- The Kavango West Region (red) in Namibia
- Country: Namibia
- Seat: Nkurenkuru

Government
- • Governor: Sirkka Ausiku (SWAPO)

Area
- • Total: 24,591 km^{2} (9,495 sq mi)

Population (2023 census)
- • Total: 123,266
- • Density: 5.0126/km^{2} (12.983/sq mi)
- Time zone: UTC+2 (CAT)
- Website: kavangowestrc.gov.na

= Kavango West =

Region of Namibia

Kavango West is one of the fourteen regions of Namibia. Its capital and only self-governed settlement is Nkurenkuru, its governor is Sirkka Ausiku. The Region was created in 2013 when the Kavango Region was split into Kavango East and Kavango West. In the north, Kavango West borders the Cuando Cubango Province of Angola. Domestically, it borders the regions of Kavango East to the east, Otjozondjupa to the south, Oshikoto to the west and Ohangwena to the northwest.

Because of its rather high rainfall compared to most other parts of Namibia and its location on the Kavango River after which it was named, this region has agricultural potential for the cultivation of a variety of crops, as well as for organised forestry and agro-forestry, which stimulates furniture making and related industries. Kavango West and its sister region Kavango East are nevertheless the poorest regions in Namibia.

==Politics==

Kavango West constituencies (2014)

The Fourth Delimitation Commission of Namibia, responsible for recommending on the country's administrative divisions suggested in August 2013 to split the Kavango Region into two. The president Hifikepunye Pohamba enacted the recommendations. As a result, the new Regions of Kavango East and Kavango West have been created. As of 2020, Kavango West had 23,804 registered voters.

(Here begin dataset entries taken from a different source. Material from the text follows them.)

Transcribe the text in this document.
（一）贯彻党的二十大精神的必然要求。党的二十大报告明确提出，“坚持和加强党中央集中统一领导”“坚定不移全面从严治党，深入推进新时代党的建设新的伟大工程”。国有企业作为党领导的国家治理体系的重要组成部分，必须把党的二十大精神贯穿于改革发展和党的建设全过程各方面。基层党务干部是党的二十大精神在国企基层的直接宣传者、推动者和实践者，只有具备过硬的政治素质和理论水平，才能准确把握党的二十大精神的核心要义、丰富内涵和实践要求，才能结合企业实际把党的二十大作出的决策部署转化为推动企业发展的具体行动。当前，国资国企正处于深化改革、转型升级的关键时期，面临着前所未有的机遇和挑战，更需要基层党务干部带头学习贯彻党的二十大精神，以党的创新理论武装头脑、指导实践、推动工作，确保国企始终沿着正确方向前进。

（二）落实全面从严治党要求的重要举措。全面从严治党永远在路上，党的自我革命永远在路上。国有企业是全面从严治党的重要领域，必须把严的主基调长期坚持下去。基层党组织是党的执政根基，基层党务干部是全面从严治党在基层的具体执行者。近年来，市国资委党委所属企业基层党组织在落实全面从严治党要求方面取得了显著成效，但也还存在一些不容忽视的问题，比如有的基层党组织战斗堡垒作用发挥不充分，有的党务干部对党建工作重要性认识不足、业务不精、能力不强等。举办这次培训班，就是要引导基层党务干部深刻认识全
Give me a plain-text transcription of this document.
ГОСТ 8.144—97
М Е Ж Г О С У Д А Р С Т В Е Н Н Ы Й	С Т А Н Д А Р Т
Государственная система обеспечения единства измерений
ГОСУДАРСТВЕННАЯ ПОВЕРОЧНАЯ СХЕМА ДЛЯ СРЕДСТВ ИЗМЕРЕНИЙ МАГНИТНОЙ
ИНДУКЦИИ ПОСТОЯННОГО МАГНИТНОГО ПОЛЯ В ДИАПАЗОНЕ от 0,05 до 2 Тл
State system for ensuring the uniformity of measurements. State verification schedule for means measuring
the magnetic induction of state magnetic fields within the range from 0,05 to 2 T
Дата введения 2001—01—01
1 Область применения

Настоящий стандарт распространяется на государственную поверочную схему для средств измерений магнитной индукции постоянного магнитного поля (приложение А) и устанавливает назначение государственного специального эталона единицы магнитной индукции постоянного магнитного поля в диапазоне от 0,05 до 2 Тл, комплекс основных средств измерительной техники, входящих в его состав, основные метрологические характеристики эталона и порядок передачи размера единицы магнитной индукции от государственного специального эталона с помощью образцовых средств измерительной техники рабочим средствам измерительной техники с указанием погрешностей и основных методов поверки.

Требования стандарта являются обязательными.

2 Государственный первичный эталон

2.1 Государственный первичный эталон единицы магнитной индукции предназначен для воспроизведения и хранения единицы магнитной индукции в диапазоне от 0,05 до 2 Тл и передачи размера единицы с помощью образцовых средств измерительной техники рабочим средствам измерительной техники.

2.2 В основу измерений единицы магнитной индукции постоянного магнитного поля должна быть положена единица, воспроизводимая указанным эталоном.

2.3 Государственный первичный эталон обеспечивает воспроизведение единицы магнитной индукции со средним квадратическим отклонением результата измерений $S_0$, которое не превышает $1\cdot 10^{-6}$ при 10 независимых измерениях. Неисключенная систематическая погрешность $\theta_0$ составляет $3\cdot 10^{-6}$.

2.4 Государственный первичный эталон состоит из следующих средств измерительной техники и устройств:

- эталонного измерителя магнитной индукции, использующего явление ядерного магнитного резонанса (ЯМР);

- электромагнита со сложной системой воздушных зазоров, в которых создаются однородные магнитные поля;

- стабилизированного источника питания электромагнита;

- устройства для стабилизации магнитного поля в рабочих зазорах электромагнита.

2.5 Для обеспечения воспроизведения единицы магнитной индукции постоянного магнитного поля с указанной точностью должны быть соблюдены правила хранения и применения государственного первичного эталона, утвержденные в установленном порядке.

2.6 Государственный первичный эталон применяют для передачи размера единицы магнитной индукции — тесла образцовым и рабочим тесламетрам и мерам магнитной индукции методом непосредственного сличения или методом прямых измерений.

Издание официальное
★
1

===Administrative division===

The region is subdivided into eight electoral constituencies:

- Kapako
- Mankumpi
- Mpungu
- Musese
- Ncamangoro
- Ncuncuni
- Nkurenkuru
- Tondoro

In the 2015 regional elections SWAPO won in all eight constituencies. SWAPO also won all constituencies in the 2020 regional election, all of them by a landslide, and with overall more than 90% of the votes.

===Governors===

The first governor of Kavango West was Samuel Mbambo, former governor of the Kavango Region and sitting governor of Kavango East. On 27 April 2014 Sirkka Ausiku, formerly permanent secretary of the Ministry of Regional and Local Government, Housing and Rural Development, was appointed. He kept his position in 2015 in president Hage Geingob's new government.

==Population==

The region is characterised by an extremely uneven population distribution. The interior is very sparsely inhabited, while the northernmost strip, especially along the Kavango River, has a high population concentration.

==Economy and infrastructure==
Kavango, prior to the split, was the region with the highest poverty level in Namibia, more than 50% of the population were classified as poor. According to the 2012 Namibia Labour Force Survey, unemployment in the Kavango Region was 29.8% at the time. Economic activities included farming and tourism.

===Transport===

There is a particular dearth of north-south roads in the Region, apart from the Rundu-Grootfontein main road. The poor condition of the roads and the long distances have a negative effect on tourism; this situation was improved by the completion of the Trans–Caprivi Highway. A major highway connecting Rundu to western Kavango and the Ohangwena Region is under construction.

===Oil exploration===

Oil exploration in the Kavango West region, east of the Owambo Basin, is ongoing in 2026. ReconAfrica, a petroleum exploration company headquartered in Canada, has exploration licenses for more than 13,600 square miles of land in the Kavango West region of Namibia and in Botswana. In January 2021, ReconAfrica started drilling operations on the first exploration well. Environmental activists expressed concern that ReconAfrica's plans for its test wells had not been properly vetted through Namibia's environmental review process. However, ReconAfrica, and both the governments of Namibia and Botswana, have stated that the company's activities have followed due process and that no fracking will occur. The drilling license does not include any of the protected areas.

==Demographics==

As of 2023, Kavango West has a population of 123,266 inhabitants, with an annual growth rate of 2.9%. Women outnumber men, with a population of 93 men for every 100 women. The fertility rate is 5.2 and the average household size is 5.5. 16.7% of the population is under 5, 28.8% 5 - 14, 30.9% 15 - 34, 16.4% 35 - 59, and 7.2% over 60. The region is majority rural, with only 8.5% of inhabitants living in urban areas compared to 91.5% in rural areas. The average population density is 5.0 people per km^{2}. Only 30.5% own cellphones, and only 10.1% has access to internet. The literacy rate is 77.9%. 17.6% of the population has never attended school. 80.4% of the population has access to clean drinking water, 21.8% toilet facilities, and 20.4% electricity. To receive income, 18.7% earn wages, 17.3% receive an old-age pension, 36.5% farm, and 5.7% work in non-farming business.